Ces dernières années, des monnaies locales sont apparues à travers toute la France. Elles s’appellent La Tinda à Pau (64), le Radis à Ungersheim (68), l’Heol à Brest (29) ou les Lucioles en Ardèche (07), et cohabitent, légalement, avec l’Euro. Des dizaines de ces « monnaies complémentaires » remportent déjà un succès croissant. Pourquoi un tel engouement ?
Des monnaies autorisées et encouragées
Qu’on les appelle « monnaies sociales », « parallèles » ou « solidaires », ou « monnaies locales complémentaires » (MLC), les nouvelles monnaies locales, adossées à l’Euro, sont utilisées sur un territoire restreint.
Si les premières ont été créées dans un relatif flou juridique, la loi sur l’Économie Sociale et Solidaire a reconnu juridiquement le « titre de monnaie locale complémentaire » en 2013, même si le Conseil économique, social et environnemental (CESE) souligne que les MLC échappent aux impôts et cotisations sociales.
Et en avril 2015, un rapport d’étude remis à Carole Delga, secrétaire d’État chargée du Commerce, de l’Artisanat, de la Consommation et de l’Économie sociale et solidaire, recommandait d’encourager le développement de ces monnaies, susceptibles de dynamiser les échanges locaux, au bénéfice des populations !
A l’initiative d’associations et collectivités
Portées par des associations ou des collectivités locales qui mettent en circulation leur propre monnaie (après autorisation de la Banque de France), les « MLC » constituent un instrument de paiement, utilisable :
• sur un territoire restreint (défini initialement) ;
• par un public précis : les adhérents de l’association, particuliers et commerçants ou producteurs locaux ;
• pour acheter des biens, des services, des savoirs… ;
• pendant un temps limité – elles portent une date de validité – car il est interdit de les épargner : il faut les faire circuler !
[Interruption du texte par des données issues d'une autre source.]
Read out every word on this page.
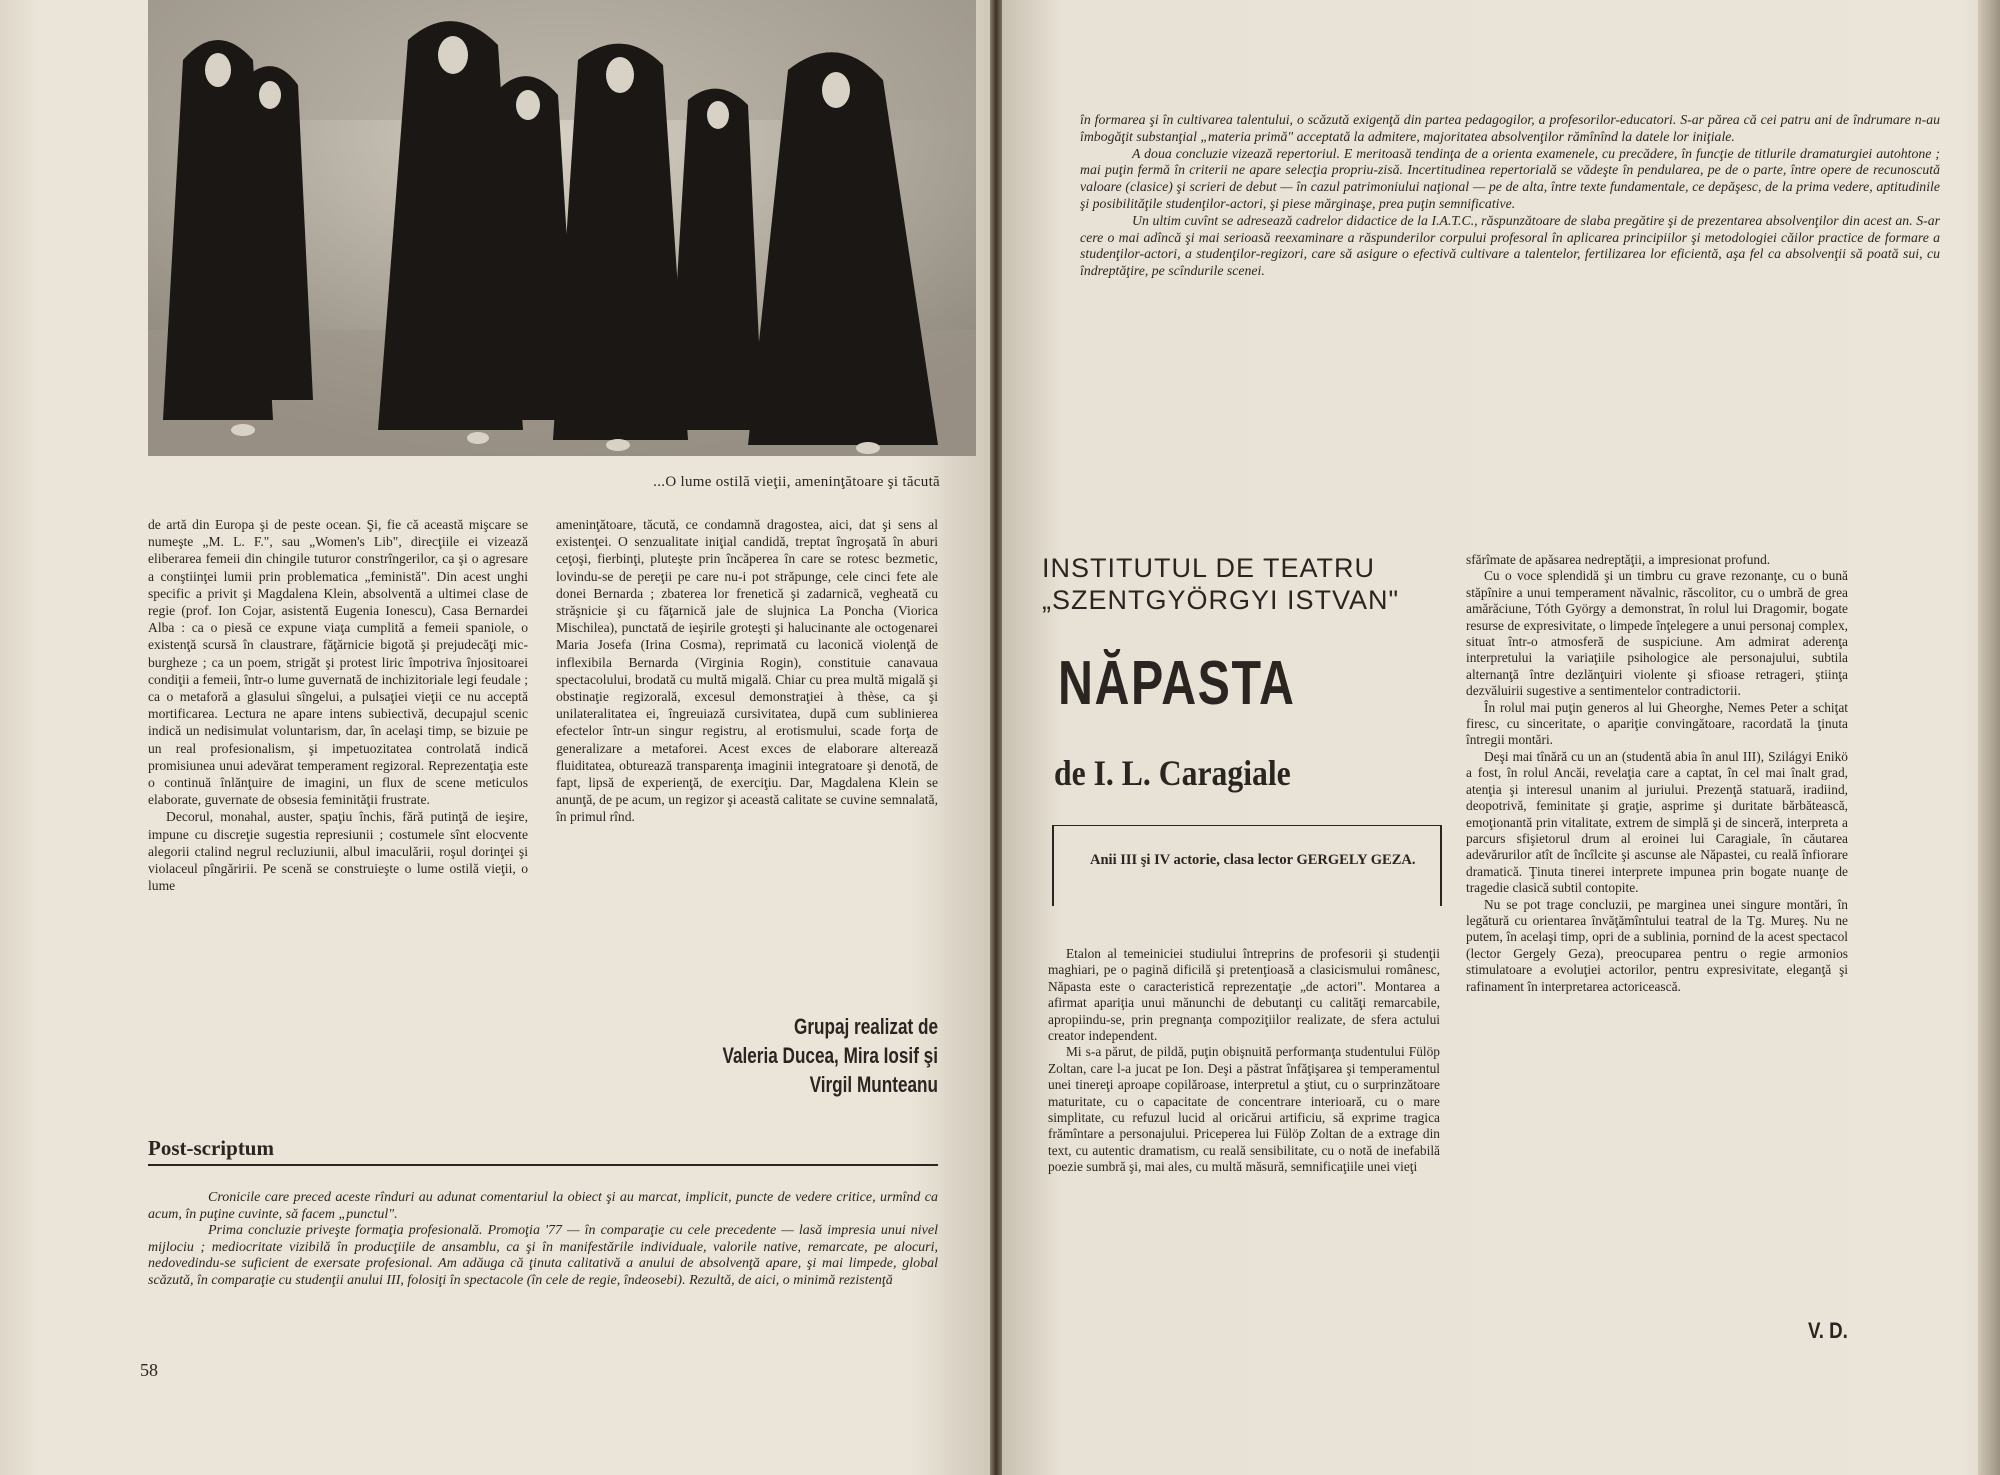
...O lume ostilă vieţii, ameninţătoare şi tăcută

de artă din Europa şi de peste ocean. Şi, fie că această mişcare se numeşte „M. L. F.", sau „Women's Lib", direcţiile ei vizează eliberarea femeii din chingile tuturor constrîngerilor, ca şi o agresare a conştiinţei lumii prin problematica „feministă". Din acest unghi specific a privit şi Magdalena Klein, absolventă a ultimei clase de regie (prof. Ion Cojar, asistentă Eugenia Ionescu), Casa Bernardei Alba : ca o piesă ce expune viaţa cumplită a femeii spaniole, o existenţă scursă în claustrare, făţărnicie bigotă şi prejudecăţi mic-burgheze ; ca un poem, strigăt şi protest liric împotriva înjositoarei condiţii a femeii, într-o lume guvernată de inchizitoriale legi feudale ; ca o metaforă a glasului sîngelui, a pulsaţiei vieţii ce nu acceptă mortificarea. Lectura ne apare intens subiectivă, decupajul scenic indică un nedisimulat voluntarism, dar, în acelaşi timp, se bizuie pe un real profesionalism, şi impetuozitatea controlată indică promisiunea unui adevărat temperament regizoral. Reprezentaţia este o continuă înlănţuire de imagini, un flux de scene meticulos elaborate, guvernate de obsesia feminităţii frustrate.

Decorul, monahal, auster, spaţiu închis, fără putinţă de ieşire, impune cu discreţie sugestia represiunii ; costumele sînt elocvente alegorii ctalind negrul recluziunii, albul imaculării, roşul dorinţei şi violaceul pîngăririi. Pe scenă se construieşte o lume ostilă vieţii, o lume

ameninţătoare, tăcută, ce condamnă dragostea, aici, dat şi sens al existenţei. O senzualitate iniţial candidă, treptat îngroşată în aburi ceţoşi, fierbinţi, pluteşte prin încăperea în care se rotesc bezmetic, lovindu-se de pereţii pe care nu-i pot străpunge, cele cinci fete ale donei Bernarda ; zbaterea lor frenetică şi zadarnică, vegheată cu străşnicie şi cu făţarnică jale de slujnica La Poncha (Viorica Mischilea), punctată de ieşirile groteşti şi halucinante ale octogenarei Maria Josefa (Irina Cosma), reprimată cu laconică violenţă de inflexibila Bernarda (Virginia Rogin), constituie canavaua spectacolului, brodată cu multă migală. Chiar cu prea multă migală şi obstinaţie regizorală, excesul demonstraţiei à thèse, ca şi unilateralitatea ei, îngreuiază cursivitatea, după cum sublinierea efectelor într-un singur registru, al erotismului, scade forţa de generalizare a metaforei. Acest exces de elaborare alterează fluiditatea, obturează transparenţa imaginii integratoare şi denotă, de fapt, lipsă de experienţă, de exerciţiu. Dar, Magdalena Klein se anunţă, de pe acum, un regizor şi această calitate se cuvine semnalată, în primul rînd.

Grupaj realizat de
Valeria Ducea, Mira Iosif şi
Virgil Munteanu
Post-scriptum

Cronicile care preced aceste rînduri au adunat comentariul la obiect şi au marcat, implicit, puncte de vedere critice, urmînd ca acum, în puţine cuvinte, să facem „punctul".

Prima concluzie priveşte formaţia profesională. Promoţia '77 — în comparaţie cu cele precedente — lasă impresia unui nivel mijlociu ; mediocritate vizibilă în producţiile de ansamblu, ca şi în manifestările individuale, valorile native, remarcate, pe alocuri, nedovedindu-se suficient de exersate profesional. Am adăuga că ţinuta calitativă a anului de absolvenţă apare, şi mai limpede, global scăzută, în comparaţie cu studenţii anului III, folosiţi în spectacole (în cele de regie, îndeosebi). Rezultă, de aici, o minimă rezistenţă

58

în formarea şi în cultivarea talentului, o scăzută exigenţă din partea pedagogilor, a profesorilor-educatori. S-ar părea că cei patru ani de îndrumare n-au îmbogăţit substanţial „materia primă" acceptată la admitere, majoritatea absolvenţilor rămînînd la datele lor iniţiale.

A doua concluzie vizează repertoriul. E meritoasă tendinţa de a orienta examenele, cu precădere, în funcţie de titlurile dramaturgiei autohtone ; mai puţin fermă în criterii ne apare selecţia propriu-zisă. Incertitudinea repertorială se vădeşte în pendularea, pe de o parte, între opere de recunoscută valoare (clasice) şi scrieri de debut — în cazul patrimoniului naţional — pe de alta, între texte fundamentale, ce depăşesc, de la prima vedere, aptitudinile şi posibilităţile studenţilor-actori, şi piese mărginaşe, prea puţin semnificative.

Un ultim cuvînt se adresează cadrelor didactice de la I.A.T.C., răspunzătoare de slaba pregătire şi de prezentarea absolvenţilor din acest an. S-ar cere o mai adîncă şi mai serioasă reexaminare a răspunderilor corpului profesoral în aplicarea principiilor şi metodologiei căilor practice de formare a studenţilor-actori, a studenţilor-regizori, care să asigure o efectivă cultivare a talentelor, fertilizarea lor eficientă, aşa fel ca absolvenţii să poată sui, cu îndreptăţire, pe scîndurile scenei.

INSTITUTUL DE TEATRU „SZENTGYÖRGYI ISTVAN"
NĂPASTA
de I. L. Caragiale
Anii III şi IV actorie, clasa lector GERGELY GEZA.

Etalon al temeiniciei studiului întreprins de profesorii şi studenţii maghiari, pe o pagină dificilă şi pretenţioasă a clasicismului românesc, Năpasta este o caracteristică reprezentaţie „de actori". Montarea a afirmat apariţia unui mănunchi de debutanţi cu calităţi remarcabile, apropiindu-se, prin pregnanţa compoziţiilor realizate, de sfera actului creator independent.

Mi s-a părut, de pildă, puţin obişnuită performanţa studentului Fülöp Zoltan, care l-a jucat pe Ion. Deşi a păstrat înfăţişarea şi temperamentul unei tinereţi aproape copilăroase, interpretul a ştiut, cu o surprinzătoare maturitate, cu o capacitate de concentrare interioară, cu o mare simplitate, cu refuzul lucid al oricărui artificiu, să exprime tragica frămîntare a personajului. Priceperea lui Fülöp Zoltan de a extrage din text, cu autentic dramatism, cu reală sensibilitate, cu o notă de inefabilă poezie sumbră şi, mai ales, cu multă măsură, semnificaţiile unei vieţi

sfărîmate de apăsarea nedreptăţii, a impresionat profund.

Cu o voce splendidă şi un timbru cu grave rezonanţe, cu o bună stăpînire a unui temperament năvalnic, răscolitor, cu o umbră de grea amărăciune, Tóth György a demonstrat, în rolul lui Dragomir, bogate resurse de expresivitate, o limpede înţelegere a unui personaj complex, situat într-o atmosferă de suspiciune. Am admirat aderenţa interpretului la variaţiile psihologice ale personajului, subtila alternanţă între dezlănţuiri violente şi sfioase retrageri, ştiinţa dezvăluirii sugestive a sentimentelor contradictorii.

În rolul mai puţin generos al lui Gheorghe, Nemes Peter a schiţat firesc, cu sinceritate, o apariţie convingătoare, racordată la ţinuta întregii montări.

Deşi mai tînără cu un an (studentă abia în anul III), Szilágyi Enikö a fost, în rolul Ancăi, revelaţia care a captat, în cel mai înalt grad, atenţia şi interesul unanim al juriului. Prezenţă statuară, iradiind, deopotrivă, feminitate şi graţie, asprime şi duritate bărbătească, emoţionantă prin vitalitate, extrem de simplă şi de sinceră, interpreta a parcurs sfişietorul drum al eroinei lui Caragiale, în căutarea adevărurilor atît de încîlcite şi ascunse ale Năpastei, cu reală înfiorare dramatică. Ţinuta tinerei interprete impunea prin bogate nuanţe de tragedie clasică subtil contopite.

Nu se pot trage concluzii, pe marginea unei singure montări, în legătură cu orientarea învăţămîntului teatral de la Tg. Mureş. Nu ne putem, în acelaşi timp, opri de a sublinia, pornind de la acest spectacol (lector Gergely Geza), preocuparea pentru o regie armonios stimulatoare a evoluţiei actorilor, pentru expresivitate, eleganţă şi rafinament în interpretarea actoricească.

V. D.
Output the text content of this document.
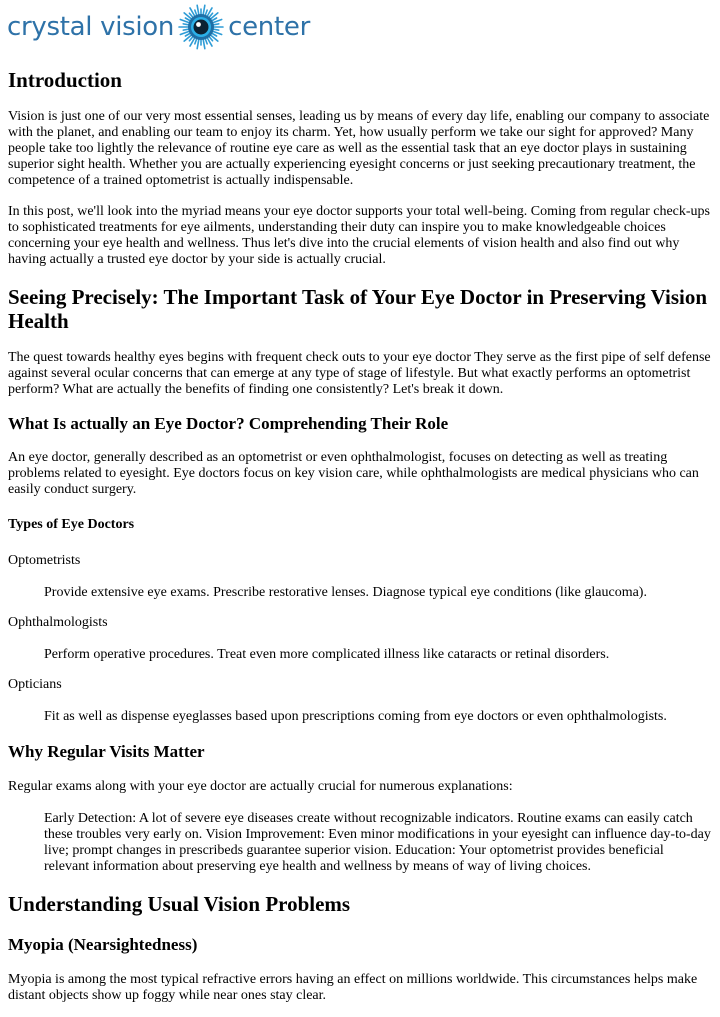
crystal vision center
Introduction

Vision is just one of our very most essential senses, leading us by means of every day life, enabling our company to associate with the planet, and enabling our team to enjoy its charm. Yet, how usually perform we take our sight for approved? Many people take too lightly the relevance of routine eye care as well as the essential task that an eye doctor plays in sustaining superior sight health. Whether you are actually experiencing eyesight concerns or just seeking precautionary treatment, the competence of a trained optometrist is actually indispensable.

In this post, we'll look into the myriad means your eye doctor supports your total well-being. Coming from regular check-ups to sophisticated treatments for eye ailments, understanding their duty can inspire you to make knowledgeable choices concerning your eye health and wellness. Thus let's dive into the crucial elements of vision health and also find out why having actually a trusted eye doctor by your side is actually crucial.

Seeing Precisely: The Important Task of Your Eye Doctor in Preserving Vision Health

The quest towards healthy eyes begins with frequent check outs to your eye doctor They serve as the first pipe of self defense against several ocular concerns that can emerge at any type of stage of lifestyle. But what exactly performs an optometrist perform? What are actually the benefits of finding one consistently? Let's break it down.

What Is actually an Eye Doctor? Comprehending Their Role

An eye doctor, generally described as an optometrist or even ophthalmologist, focuses on detecting as well as treating problems related to eyesight. Eye doctors focus on key vision care, while ophthalmologists are medical physicians who can easily conduct surgery.

Types of Eye Doctors

Optometrists

Provide extensive eye exams. Prescribe restorative lenses. Diagnose typical eye conditions (like glaucoma).

Ophthalmologists

Perform operative procedures. Treat even more complicated illness like cataracts or retinal disorders.

Opticians

Fit as well as dispense eyeglasses based upon prescriptions coming from eye doctors or even ophthalmologists.

Why Regular Visits Matter

Regular exams along with your eye doctor are actually crucial for numerous explanations:

Early Detection: A lot of severe eye diseases create without recognizable indicators. Routine exams can easily catch these troubles very early on. Vision Improvement: Even minor modifications in your eyesight can influence day-to-day live; prompt changes in prescribeds guarantee superior vision. Education: Your optometrist provides beneficial relevant information about preserving eye health and wellness by means of way of living choices.

Understanding Usual Vision Problems
Myopia (Nearsightedness)

Myopia is among the most typical refractive errors having an effect on millions worldwide. This circumstances helps make distant objects show up foggy while near ones stay clear.
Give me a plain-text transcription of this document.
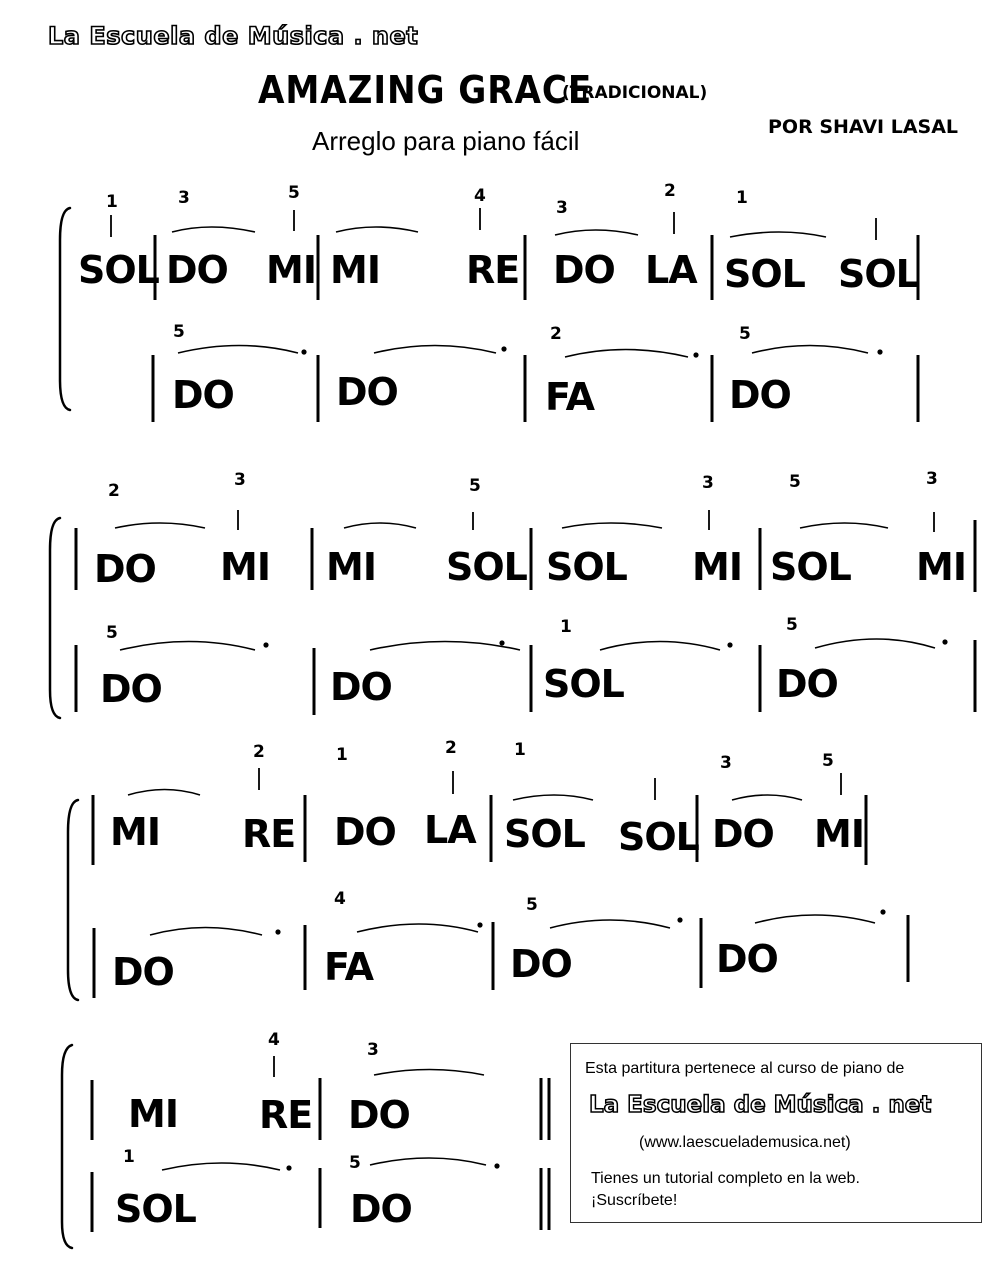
La Escuela de Música . net
AMAZING GRACE
(TRADICIONAL)
Arreglo para piano fácil	POR SHAVI LASAL
1	3	5	4
3
2	1
SOL DO MI MI RE DO LA SOL SOL
5	2	5
DO	DO	FA	DO
2
3	5	3	5	3
DO MI MI SOL SOL MI SOL MI
5	1	5
DO	DO	SOL	DO
2	1	2	1
3	5
MI RE DO LA SOL SOL DO MI
4	5
DO	FA	DO	DO
4	3
MI RE DO
1	5
SOL	DO
Esta partitura pertenece al curso de piano de
La Escuela de Música . net
(www.laescuelademusica.net)
Tienes un tutorial completo en la web.
¡Suscríbete!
Des objectifs éthiques et économiques
Ces monnaies alternatives réussissent leur pari. Non seulement elles séduisent largement, mais elles revitalisent aussi réellement l’activité locale. En effet, les créateurs des monnaies locales témoignent que la quasi-totalité des adhérents utilisateurs découvrent, avec la monnaie, des commerces qu’ils ne fréquentaient pas auparavant !
Les MLC sont donc bien un moyen de lutter contre la délocalisation, de tisser de nouveaux liens sociaux, de maintenir l’emploi dans le territoire… Elles revendiquent également des objectifs éthiques et écologiques : encourager la consommation locale, c’est aussi réduire la pollution liée au transport des biens.
En pratique, une association crée une monnaie locale, puis ses adhérents échangent des euros contre des billets de cette nouvelle monnaie (les euros collectés, eux, constituent un fonds de garantie géré par la banque partenaire). Ils pourront ensuite utiliser ces billets chez les commerçant locaux ayant adhéré au réseau.
Zoom sur les Abeilles
L’association « Agir pour le vivant » a créé à Villeneuve-sur-Lot (47) la première monnaie locale et complémentaire en 2010 : l’Abeille.
- Entreprises et particuliers de la commune peuvent adhérer en payant une cotisation à l’association. Les entreprises s’engagent à respecter une charte éthique, et 6 d’entre elles sont des « comptoirs » où les particuliers peuvent se procurer des abeilles contre des euros. Les euros ainsi récoltés sont déposés à la NEF (banque solidaire) pour constituer le fonds de garantie.
- Les particuliers peuvent payer leurs achats, dans le réseau, avec des abeilles : la monnaie est rendue en abeilles pour les billets, en euros pour les pièces.
- Les entreprises disposant d’abeilles peuvent effectuer leurs achats avec cette monnaie auprès des fournisseurs au réseau : cela les encourage à privilégier les fournisseurs locaux.Si elles en ont trop, elles peuvent les reconvertir en euros auprès de l’association (moyennant une commission de 2 %).
- Non utilisés avant la date de validité imprimée sur le billet, les billets d’abeilles perdent 2 % de leur valeur faciale (on parle de fonte).
- Avec les cotisations, la fonte et la commission de reconversion, l’association dégage des fonds pour son fonctionnement courant (impression des billets, communication…).